Cet ambitieux n'a pas encore soutenu sa thèse, mais il fait déjà annoncer son enseignement. Et l'annonce n'est pas des plus modestes : "Arthur Schopenhauer exposera toute la philosophie, c'est-à-dire la théorie de l'essence de l'univers et celle de l'esprit humain." Durée prévue : vingt-quatre semestres !
Il est vrai que Schopenhauer voue à Hegel et à son système une haine intense. Alors que toute l'Allemagne célèbre la philosophie de l'histoire de Hegel, sa méthode dialectique, la marche de l'Esprit à travers les époques et les peuples, la réconciliation de la philosophie et de la religion chrétienne, ce jeune effronté ne voit chez ce maître illustre qu'un "charlatan plat, sans esprit, répugnant, ignorant",dont la philosophie est une "colossale mystification". A ses yeux, elle constitue "le verbiage le plus creux (...), le galimatias le plus stupide qui ait jamais été entendu, du moins en dehors de maisons de fous".

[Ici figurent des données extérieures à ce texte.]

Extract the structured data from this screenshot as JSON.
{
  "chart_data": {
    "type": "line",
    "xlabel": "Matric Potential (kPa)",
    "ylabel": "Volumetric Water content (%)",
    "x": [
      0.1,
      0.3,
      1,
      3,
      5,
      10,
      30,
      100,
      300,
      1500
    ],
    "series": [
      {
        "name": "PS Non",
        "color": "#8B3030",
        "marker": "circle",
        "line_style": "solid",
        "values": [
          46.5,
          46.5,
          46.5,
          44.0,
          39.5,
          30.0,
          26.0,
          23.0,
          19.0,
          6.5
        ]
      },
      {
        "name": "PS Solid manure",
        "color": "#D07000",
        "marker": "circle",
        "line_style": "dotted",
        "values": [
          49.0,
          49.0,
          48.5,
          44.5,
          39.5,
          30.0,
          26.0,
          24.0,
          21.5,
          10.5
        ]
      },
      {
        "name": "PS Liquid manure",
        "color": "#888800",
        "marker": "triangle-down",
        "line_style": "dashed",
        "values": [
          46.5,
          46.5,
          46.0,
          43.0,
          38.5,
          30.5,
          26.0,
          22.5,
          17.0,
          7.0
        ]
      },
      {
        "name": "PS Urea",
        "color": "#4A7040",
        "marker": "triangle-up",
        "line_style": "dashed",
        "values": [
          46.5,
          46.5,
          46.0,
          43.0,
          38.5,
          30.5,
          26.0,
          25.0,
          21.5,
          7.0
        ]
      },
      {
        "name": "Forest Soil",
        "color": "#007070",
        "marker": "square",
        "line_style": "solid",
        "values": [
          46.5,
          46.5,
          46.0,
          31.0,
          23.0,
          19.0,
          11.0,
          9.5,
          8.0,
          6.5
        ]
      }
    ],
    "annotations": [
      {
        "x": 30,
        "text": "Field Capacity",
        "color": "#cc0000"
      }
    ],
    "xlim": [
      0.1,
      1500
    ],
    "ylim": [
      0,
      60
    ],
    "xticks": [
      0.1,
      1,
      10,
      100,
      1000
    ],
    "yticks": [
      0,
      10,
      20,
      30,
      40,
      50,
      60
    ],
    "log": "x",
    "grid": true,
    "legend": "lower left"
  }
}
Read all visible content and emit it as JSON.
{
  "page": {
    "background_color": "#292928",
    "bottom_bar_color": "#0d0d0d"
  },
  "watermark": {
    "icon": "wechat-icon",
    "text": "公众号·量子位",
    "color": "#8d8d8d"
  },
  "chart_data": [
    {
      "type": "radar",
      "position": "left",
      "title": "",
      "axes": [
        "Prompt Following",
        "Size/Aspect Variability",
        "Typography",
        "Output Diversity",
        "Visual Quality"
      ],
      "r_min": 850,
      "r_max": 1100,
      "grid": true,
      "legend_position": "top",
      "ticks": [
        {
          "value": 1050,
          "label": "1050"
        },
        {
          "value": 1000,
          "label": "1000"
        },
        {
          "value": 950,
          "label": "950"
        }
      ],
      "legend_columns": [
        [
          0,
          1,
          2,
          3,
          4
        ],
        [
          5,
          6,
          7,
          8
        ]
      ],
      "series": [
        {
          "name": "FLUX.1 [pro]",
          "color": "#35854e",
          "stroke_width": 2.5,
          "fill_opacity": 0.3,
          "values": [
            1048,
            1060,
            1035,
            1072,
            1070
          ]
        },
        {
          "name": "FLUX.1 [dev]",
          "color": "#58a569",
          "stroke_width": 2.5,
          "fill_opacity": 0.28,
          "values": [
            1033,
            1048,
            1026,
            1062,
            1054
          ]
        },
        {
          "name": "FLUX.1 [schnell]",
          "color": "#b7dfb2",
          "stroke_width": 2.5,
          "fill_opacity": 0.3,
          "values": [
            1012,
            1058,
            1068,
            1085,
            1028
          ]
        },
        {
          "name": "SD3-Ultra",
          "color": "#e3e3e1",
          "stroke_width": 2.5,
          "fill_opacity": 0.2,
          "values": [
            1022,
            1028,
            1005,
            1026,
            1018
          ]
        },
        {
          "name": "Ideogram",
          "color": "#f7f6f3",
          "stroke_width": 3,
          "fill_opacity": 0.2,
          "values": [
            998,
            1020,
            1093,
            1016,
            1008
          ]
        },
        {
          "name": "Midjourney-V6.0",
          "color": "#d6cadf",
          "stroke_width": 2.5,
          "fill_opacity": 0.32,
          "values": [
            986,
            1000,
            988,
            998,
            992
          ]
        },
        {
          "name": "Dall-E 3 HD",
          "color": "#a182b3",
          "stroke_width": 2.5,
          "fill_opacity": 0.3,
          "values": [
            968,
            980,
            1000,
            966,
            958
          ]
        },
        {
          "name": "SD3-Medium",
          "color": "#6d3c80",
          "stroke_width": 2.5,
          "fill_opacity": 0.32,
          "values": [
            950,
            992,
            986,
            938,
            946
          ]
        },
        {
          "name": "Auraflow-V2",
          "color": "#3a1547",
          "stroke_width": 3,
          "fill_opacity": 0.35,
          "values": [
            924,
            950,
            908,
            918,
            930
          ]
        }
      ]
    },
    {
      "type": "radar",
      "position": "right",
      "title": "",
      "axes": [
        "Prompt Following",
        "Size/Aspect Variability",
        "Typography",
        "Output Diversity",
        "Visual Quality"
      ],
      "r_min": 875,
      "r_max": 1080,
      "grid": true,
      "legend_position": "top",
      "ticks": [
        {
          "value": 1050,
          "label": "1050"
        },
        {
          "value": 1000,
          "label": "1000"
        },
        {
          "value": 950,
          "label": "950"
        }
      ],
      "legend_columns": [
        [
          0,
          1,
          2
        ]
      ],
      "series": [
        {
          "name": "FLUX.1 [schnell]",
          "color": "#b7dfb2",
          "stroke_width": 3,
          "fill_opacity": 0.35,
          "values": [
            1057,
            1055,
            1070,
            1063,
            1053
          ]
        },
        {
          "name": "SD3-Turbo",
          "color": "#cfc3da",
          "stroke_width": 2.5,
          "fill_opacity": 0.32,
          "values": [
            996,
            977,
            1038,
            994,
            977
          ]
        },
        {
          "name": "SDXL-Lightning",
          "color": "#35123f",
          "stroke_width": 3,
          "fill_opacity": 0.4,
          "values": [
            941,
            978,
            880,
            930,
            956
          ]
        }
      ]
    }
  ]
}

Comment ce verbiage pompeux, qui produit "le plus grand encrassement possible des intelligences", a-t-il pu valoir à son auteur tant de notoriété et de pouvoir ? Cette "gloire mensongère, captée, achetée, produit d'un tissu de faussetés", est malgré tout une gloire : les auditeurs se pressent en foule au cours de Hegel. Ils sont environ deux cents, arrivant longtemps à l'avance pour être certains d'avoir une place et de bien entendre, car Hegel ne parle pas très fort et possède surtout un accent souabe à couper au couteau que l'on a du mal, à Berlin, à bien saisir. Il y a là des étudiants et des professeurs, évidemment, mais aussi des médecins, des assureurs, des fonctionnaires, des employés. Par dizaines. Et voilà qu'à la même heure, au cours de Schopenhauer, ils sont cinq.
Schopenhauer croit savoir pourquoi ils sont si nombreux à répéter les mots creux de Hegel. "Le charlatan de la métaphysique"fait l'éloge de l'Etat prussien et le jeu du gouvernement, il a donc aujourd'hui "pour complices intéressés les charlatans de la politique". Tous ces gens aiment se gaver de mots vides, et comme les termes creux ("l'Absolu", "l'Être", "la négation de la négation"...) permettent cette fois de faire carrière, le succès est assuré.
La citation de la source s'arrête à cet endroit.